Low children’s ability to tolerate hypoxic condition is that the organs and tissues of a child is worse than in adults, utilize oxygen. Therefore, the reduction of oxygen tension in the blood from them leads to oxygen starvation of tissues faster than adults. Dispose of tissues 1 l of oxygen is provided for the child by blood flow, equal to 21 -22 L. for an adult, 1 l of oxygen is extracted from 15-16 liters of blood flowing through body tissue. Therefore, hemodynamic spending (the so-called hemodynamic-ical coefficient on oxygen) on equal terms with adults oxygen supply of tissues in children above.
In children of primary school age there is increased compared with adolescents the value of the minute volume of respiration (MOU) on 1 kg mass at rest. It is they 160-170 ml/min/kg vs. 125 ml/min/kg in adolescents 13 to 14 years. 15 —17 years of age, the respiratory minute volume is reduced to IN ml/min/kg With a relative fall of MAUD rise with age absolute values of pulmonary ventilation. In terms of relative muscular rest in trained young athletes observed reduced lung ventilation.

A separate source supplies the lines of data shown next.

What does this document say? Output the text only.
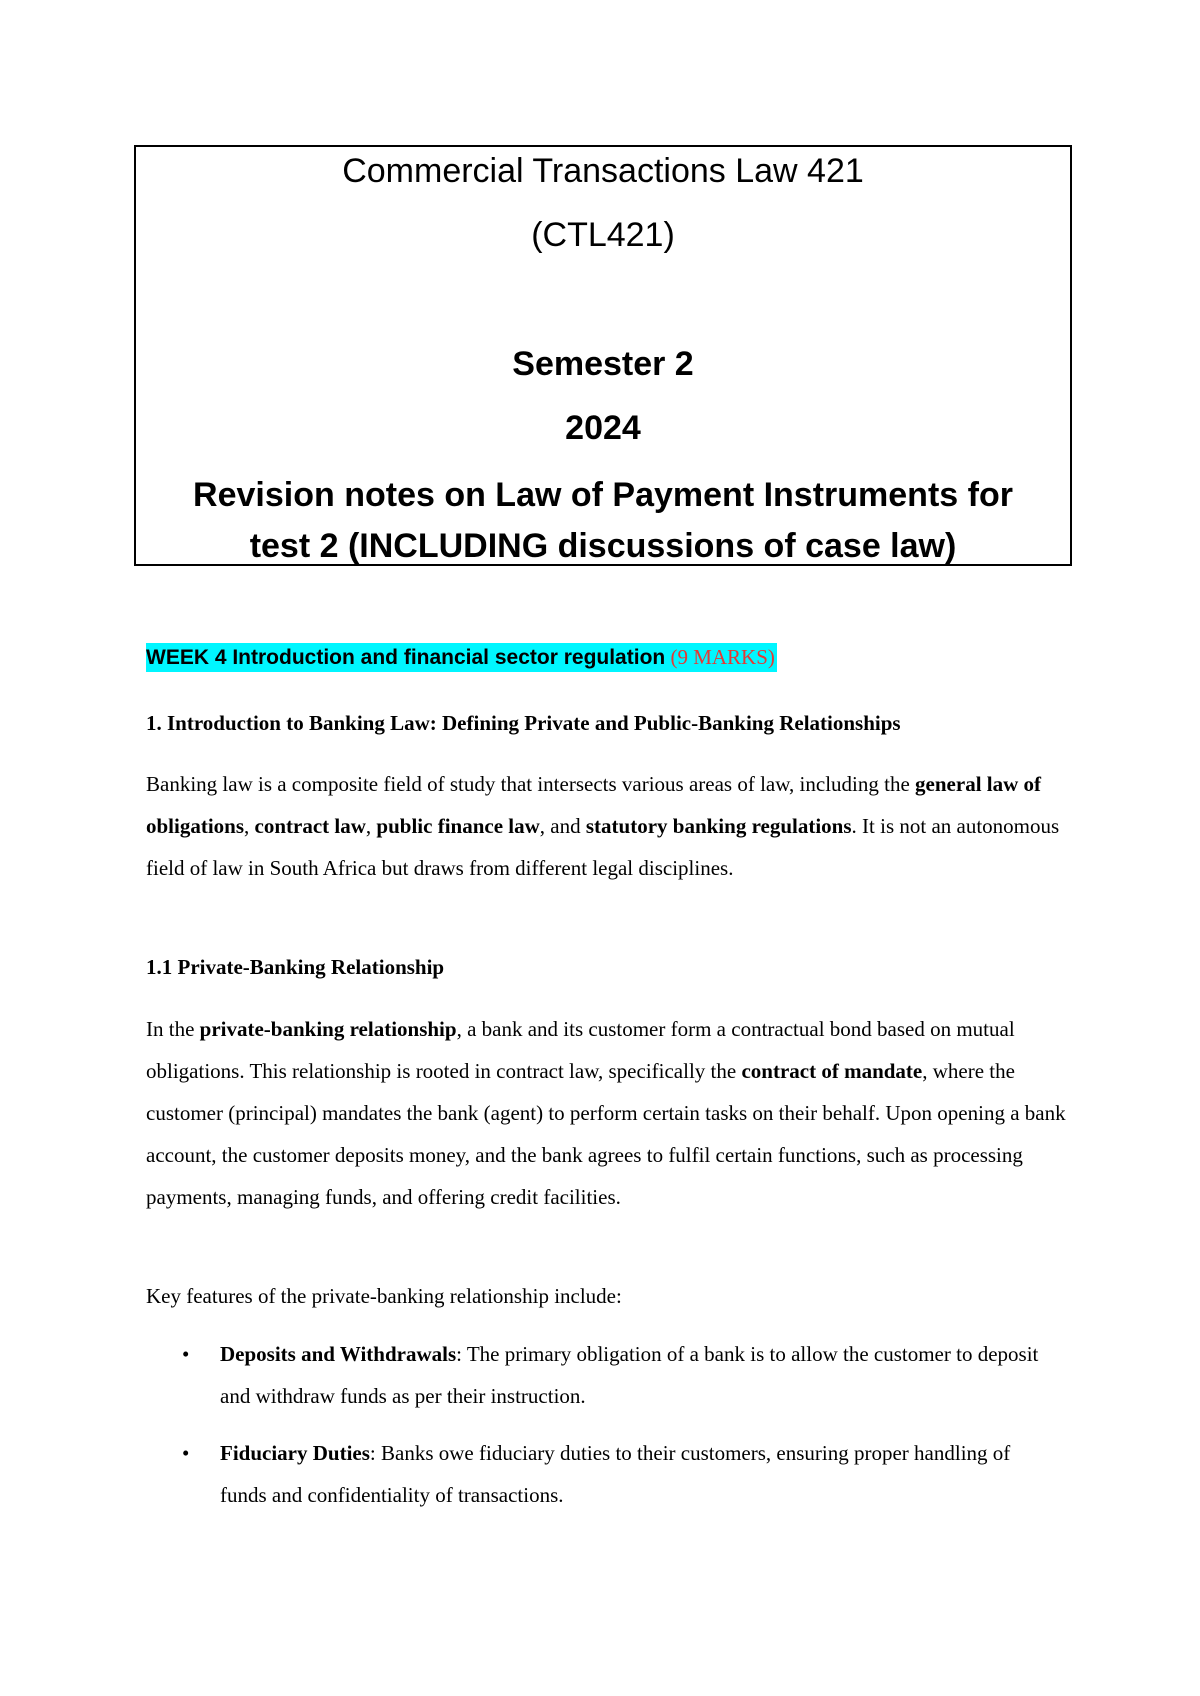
Commercial Transactions Law 421
(CTL421)
Semester 2
2024
Revision notes on Law of Payment Instruments for
test 2 (INCLUDING discussions of case law)
WEEK 4 Introduction and financial sector regulation (9 MARKS)
1. Introduction to Banking Law: Defining Private and Public-Banking Relationships
Banking law is a composite field of study that intersects various areas of law, including the general law of obligations, contract law, public finance law, and statutory banking regulations. It is not an autonomous field of law in South Africa but draws from different legal disciplines.
1.1 Private-Banking Relationship
In the private-banking relationship, a bank and its customer form a contractual bond based on mutual obligations. This relationship is rooted in contract law, specifically the contract of mandate, where the customer (principal) mandates the bank (agent) to perform certain tasks on their behalf. Upon opening a bank account, the customer deposits money, and the bank agrees to fulfil certain functions, such as processing payments, managing funds, and offering credit facilities.
Key features of the private-banking relationship include:
• Deposits and Withdrawals: The primary obligation of a bank is to allow the customer to deposit and withdraw funds as per their instruction.
• Fiduciary Duties: Banks owe fiduciary duties to their customers, ensuring proper handling of funds and confidentiality of transactions.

The efficiency of respiratory function and transport function of blood in children is relatively low: oxygen regimes they are less tense than in adults. This means that children remain high reserves of increase of efficiency of respiration with age and increase fitness. Pulmonary ventilation during intense muscular work by the end of puberty is close to that of people of Mature age (100 l/min or more). On the limit possibilities of increasing pulmonary ventilation can be judged by the maximal pulmonary ventilation (MVV), defined in terms of arbitrary acceleration and deepening of breathing for 15 to 30 C.
Significant impact on the indicators of external respiration and has the character of a sports activity. The highest amount of arbitrary pulmonary ventilation and based on a 1 kg mass was observed in middle-distance runners, the smaller the sprinters and weightlifters.